During this excursion we will follow Alfred Wegners footprints in Berlin, where he was born, and Zechlinerhütte, where his family purchased a former manor house in 1886, which they first used as vacation home and later, after the retirement of his father, moved to. On November 1, 1880, Alfred Wegener was born as the youngest of five children in a clergyman's family. His father, Richard Wegener, was a theologian and teacher of classical languages at the well-known Berlin „Gymnasium zum Grauen Kloster“. Beginning with a visit of the remnants of Alfred Wegeners house of birth, our excursion leads us to the Köllnisches Gymnasium (where he went to school and graduated as best of the grade level, to the location of the former castle of Hohenzollern dynasty  (from where he started to his 3rd and 4th Greenland expedition), to an ancient audience hall of the world famous educational institution „Urania“ where he was employed as assistant in 1902/1903 (the audience hall is today integrated in a newly built police department), and to  the latest residence of his  parents in Berlin  (Georg-Wilhelm Straße), before moving to university of Marburg. In Zechlinerhütte, near Rheinsberg we will visit the Alfred Wegener Memorial and Museum and the cementory where his parents, two brothers and sisters, his wife Else, and his first daughter Hilde were buried.
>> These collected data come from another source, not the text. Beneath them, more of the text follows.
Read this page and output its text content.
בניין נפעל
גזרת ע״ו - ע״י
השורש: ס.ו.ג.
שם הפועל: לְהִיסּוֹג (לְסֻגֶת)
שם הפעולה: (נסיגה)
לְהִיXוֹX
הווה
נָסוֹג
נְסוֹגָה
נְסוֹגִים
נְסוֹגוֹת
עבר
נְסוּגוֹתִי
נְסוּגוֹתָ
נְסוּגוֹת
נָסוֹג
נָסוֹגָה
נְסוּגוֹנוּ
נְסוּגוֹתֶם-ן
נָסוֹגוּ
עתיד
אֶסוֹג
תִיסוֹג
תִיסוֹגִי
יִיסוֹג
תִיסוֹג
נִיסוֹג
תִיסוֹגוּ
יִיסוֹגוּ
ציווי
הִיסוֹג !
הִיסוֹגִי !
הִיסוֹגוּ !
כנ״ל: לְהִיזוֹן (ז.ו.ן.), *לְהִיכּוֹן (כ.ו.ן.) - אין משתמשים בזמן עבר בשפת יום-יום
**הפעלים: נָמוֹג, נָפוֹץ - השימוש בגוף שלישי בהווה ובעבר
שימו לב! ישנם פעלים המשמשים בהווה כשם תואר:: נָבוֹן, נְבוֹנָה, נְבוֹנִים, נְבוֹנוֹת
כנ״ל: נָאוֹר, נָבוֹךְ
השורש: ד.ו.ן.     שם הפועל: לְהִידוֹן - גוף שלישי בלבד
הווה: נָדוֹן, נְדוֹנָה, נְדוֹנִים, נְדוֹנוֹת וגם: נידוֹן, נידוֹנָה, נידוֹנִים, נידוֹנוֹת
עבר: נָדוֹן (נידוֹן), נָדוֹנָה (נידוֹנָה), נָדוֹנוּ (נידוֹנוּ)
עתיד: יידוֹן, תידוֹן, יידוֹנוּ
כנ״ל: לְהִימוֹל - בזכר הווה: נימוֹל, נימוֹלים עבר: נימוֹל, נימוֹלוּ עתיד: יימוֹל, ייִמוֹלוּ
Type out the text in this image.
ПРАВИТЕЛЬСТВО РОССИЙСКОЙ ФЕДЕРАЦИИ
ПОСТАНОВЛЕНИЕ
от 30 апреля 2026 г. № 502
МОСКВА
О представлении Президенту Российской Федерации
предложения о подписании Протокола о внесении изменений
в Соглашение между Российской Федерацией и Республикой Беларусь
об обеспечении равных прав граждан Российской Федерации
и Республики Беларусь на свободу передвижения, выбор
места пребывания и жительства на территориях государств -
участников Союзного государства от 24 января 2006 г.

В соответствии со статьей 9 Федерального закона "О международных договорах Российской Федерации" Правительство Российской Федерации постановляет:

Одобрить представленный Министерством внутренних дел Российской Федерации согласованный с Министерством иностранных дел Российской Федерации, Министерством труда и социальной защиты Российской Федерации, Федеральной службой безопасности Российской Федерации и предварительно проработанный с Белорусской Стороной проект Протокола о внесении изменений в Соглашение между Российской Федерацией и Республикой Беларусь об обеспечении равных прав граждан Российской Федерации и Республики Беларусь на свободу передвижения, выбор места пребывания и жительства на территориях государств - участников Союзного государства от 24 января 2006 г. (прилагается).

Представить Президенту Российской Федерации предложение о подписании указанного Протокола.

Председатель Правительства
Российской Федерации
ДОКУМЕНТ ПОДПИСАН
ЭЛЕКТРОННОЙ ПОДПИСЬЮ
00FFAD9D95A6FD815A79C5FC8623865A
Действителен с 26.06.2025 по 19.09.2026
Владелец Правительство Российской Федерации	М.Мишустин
10 Europäischer und Globaler Geopark Muskauer Faltenbogen/Geopark Łuk Mużakowa (with excursion guide book in German)

Manfred Kupetz • DGGV, Jacek Kożma • Państwowy Instytut Geologiczny, Wrocław

Thursday, 8 Oct. 2015, 8:00–18:00 h • Price: € 60

max. number of participants: 40; by bus

Der Geopark umfasst den Muskauer Faltenbogen, eine elster-2-zeitliche, hufeisenförmige Grundbruchmoräne (landläufig als Stauchenmoräne bezeichnet) von ca. 20 km Durchmesser.  Sie ist in einer miozänen Sand-, Kies, Ton- und Braunkohlenformation angelegt. Durch die Exploration und Gewinnung von Braunkohle in ca. 90 Tage- und Tiefbaugruben (1842 bis 1973) ist sie die weltweit am besten erforschte glazialtektonische Großdeformationsstruktur. Die Deformationsformen (mehrere hundert Meter große Schuppen, Diapirstrukturen, Falten und irreguläre Deformationen) sind an der Erdoberfläche durch sog. Gieser (abflusslose Tälchen) geomorphologisch eindrucksvoll sichtbar. Des Weiteren werden auf der polnischen Geoparkseite attraktive, weil vegetationslos bleibende, Eisen-Sulfat-Quellen mit umfangreichen sekundären Eisenmineral- und Gipsbildungen gezeigt.

11 Energiespeicher im tieferen Untergrund von Berlin und Brandenburg in German language and with excursion guide book in German

Klaus Reinhold, Vera Noack, Sascha Gast • Bundesanstalt für Geowissenschaften und Rohstoffe

Thursday, 8 Oct. 2015, 7:45–18:00 h • Price: € 60

max. number of participants: 22; by bus

Der tiefere Untergrund bietet vielfältige Speichermöglichkeiten für flüssige und gasförmige Energieträger. Bei der Exkursion werden die geologischen Gegebenheiten und die Technologie von drei unterschiedlichen, im Betrieb befindlichen Untergrundspeichern vor Ort erörtert. Vorgestellt werden der Berliner Erdgasspeicher, das Energiespeichersystem im Regierungsviertel und der EWE Gasspeicher Rüdersdorf. Die geowissenschaftlich-technischen Führungen an den Standorten erfolgen unter Beteiligung der Betreiber.

Bitte beachten Sie: Für die Anmeldung zu dieser Exkursion werden wir Ihre persönlichen Daten abfragen, da man für den Exkursionspunkt „Energiespeichersystem für die Parlamentsbauten“ den Deutschen Bundestag betritt, für den besondere Sicherheitsvorkehrungen gelten.